The Unicode support added in 2.1 (PR #624) inadvertently broke accepting
`bytes` as std::string/char* arguments.  This restores it with a
separate path that does a plain conversion (i.e. completely bypassing
all the encoding/decoding code), but only for single-byte string types.
diff --git a/include/pybind11/cast.h b/include/pybind11/cast.h
index 5bc4605..fc2612b 100644
--- a/include/pybind11/cast.h
+++ b/include/pybind11/cast.h
@@ -693,9 +693,9 @@
             return false;
         } else if (!PyUnicode_Check(load_src.ptr())) {
 #if PY_MAJOR_VERSION >= 3
-            return false;
-            // The below is a guaranteed failure in Python 3 when PyUnicode_Check returns false
+            return load_bytes(load_src);
 #else
+            // The below is a guaranteed failure in Python 3 when PyUnicode_Check returns false
             if (!PYBIND11_BYTES_CHECK(load_src.ptr()))

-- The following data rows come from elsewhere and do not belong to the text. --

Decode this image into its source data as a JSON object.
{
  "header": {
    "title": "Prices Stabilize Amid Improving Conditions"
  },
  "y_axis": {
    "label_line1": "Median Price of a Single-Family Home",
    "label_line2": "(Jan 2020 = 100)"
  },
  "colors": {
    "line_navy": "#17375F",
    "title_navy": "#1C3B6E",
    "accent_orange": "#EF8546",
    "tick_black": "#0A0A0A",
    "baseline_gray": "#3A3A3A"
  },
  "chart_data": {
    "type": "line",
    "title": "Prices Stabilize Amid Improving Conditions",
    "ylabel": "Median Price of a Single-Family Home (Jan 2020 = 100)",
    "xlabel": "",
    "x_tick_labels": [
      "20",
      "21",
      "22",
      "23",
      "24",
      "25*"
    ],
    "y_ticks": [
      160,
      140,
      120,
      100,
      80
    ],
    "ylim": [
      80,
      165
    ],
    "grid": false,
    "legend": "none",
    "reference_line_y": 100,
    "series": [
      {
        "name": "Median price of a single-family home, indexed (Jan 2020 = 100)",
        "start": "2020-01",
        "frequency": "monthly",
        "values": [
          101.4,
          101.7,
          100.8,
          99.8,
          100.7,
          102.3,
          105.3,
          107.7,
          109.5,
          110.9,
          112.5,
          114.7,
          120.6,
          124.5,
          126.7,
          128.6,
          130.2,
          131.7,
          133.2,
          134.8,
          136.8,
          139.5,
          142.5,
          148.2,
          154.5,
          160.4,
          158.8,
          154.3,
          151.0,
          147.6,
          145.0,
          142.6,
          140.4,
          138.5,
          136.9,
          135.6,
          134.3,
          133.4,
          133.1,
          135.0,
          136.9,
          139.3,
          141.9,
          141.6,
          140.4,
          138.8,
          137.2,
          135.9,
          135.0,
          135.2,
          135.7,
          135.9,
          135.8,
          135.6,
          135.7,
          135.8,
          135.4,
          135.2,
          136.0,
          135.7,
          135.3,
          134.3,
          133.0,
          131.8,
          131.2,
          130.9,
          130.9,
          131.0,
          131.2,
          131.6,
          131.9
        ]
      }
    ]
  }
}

                 return false;
             temp = reinterpret_steal<object>(PyUnicode_FromObject(load_src.ptr()));
@@ -740,6 +740,28 @@
         return PyUnicode_Decode(buffer, nbytes, UTF_N == 8 ? "utf-8" : UTF_N == 16 ? "utf-16" : "utf-32", nullptr);
 #endif
     }
+
+#if PY_MAJOR_VERSION >= 3
+    // In Python 3, when loading into a std::string or char*, accept a bytes object as-is (i.e.
+    // without any encoding/decoding attempt).  For other C++ char sizes this is a no-op.  Python 2,
+    // which supports loading a unicode from a str, doesn't take this path.
+    template <typename C = CharT>
+    bool load_bytes(enable_if_t<sizeof(C) == 1, handle> src) {
+        if (PYBIND11_BYTES_CHECK(src.ptr())) {
+            // We were passed a Python 3 raw bytes; accept it into a std::string or char*
+            // without any encoding attempt.
+            const char *bytes = PYBIND11_BYTES_AS_STRING(src.ptr());
+            if (bytes) {
+                value = StringType(bytes, (size_t) PYBIND11_BYTES_SIZE(src.ptr()));
+                return true;
+            }
+        }
+
+        return false;
+    }
+    template <typename C = CharT>
+    bool load_bytes(enable_if_t<sizeof(C) != 1, handle>) { return false; }
+#endif
 };
 
 // Type caster for C-style strings.  We basically use a std::string type caster, but also add the
diff --git a/tests/test_python_types.cpp b/tests/test_python_types.cpp
index 6f20809..18aa87a 100644
--- a/tests/test_python_types.cpp
+++ b/tests/test_python_types.cpp
@@ -473,6 +473,9 @@
     m.def("ord_char32", [](char32_t c) -> uint32_t { return c; });
     m.def("ord_wchar", [](wchar_t c) -> int { return c; });
 
+    m.def("strlen", [](char *s) { return strlen(s); });
+    m.def("string_length", [](std::string s) { return s.length(); });
+
     m.def("return_none_string", []() -> std::string * { return nullptr; });
     m.def("return_none_char",   []() -> const char *  { return nullptr; });
     m.def("return_none_bool",   []() -> bool *        { return nullptr; });
diff --git a/tests/test_python_types.py b/tests/test_python_types.py
index cf8c147..9849bc8 100644
--- a/tests/test_python_types.py
+++ b/tests/test_python_types.py
@@ -511,6 +511,20 @@
     assert str(excinfo.value) == toolong_message
 
 
+def test_bytes_to_string():
+    """Tests the ability to pass bytes to C++ string-accepting functions.  Note that this is
+    one-way: the only way to return bytes to Python is via the pybind11::bytes class."""
+    # Issue #816
+    from pybind11_tests import strlen, string_length
+    import sys
+    byte = bytes if sys.version_info[0] < 3 else str
+
+    assert strlen(byte("hi")) == 2
+    assert string_length(byte("world")) == 5
+    assert string_length(byte("a\x00b")) == 3
+    assert strlen(byte("a\x00b")) == 1  # C-string limitation
+
+
 def test_builtins_cast_return_none():
     """Casters produced with PYBIND11_TYPE_CASTER() should convert nullptr to None"""
     import pybind11_tests as m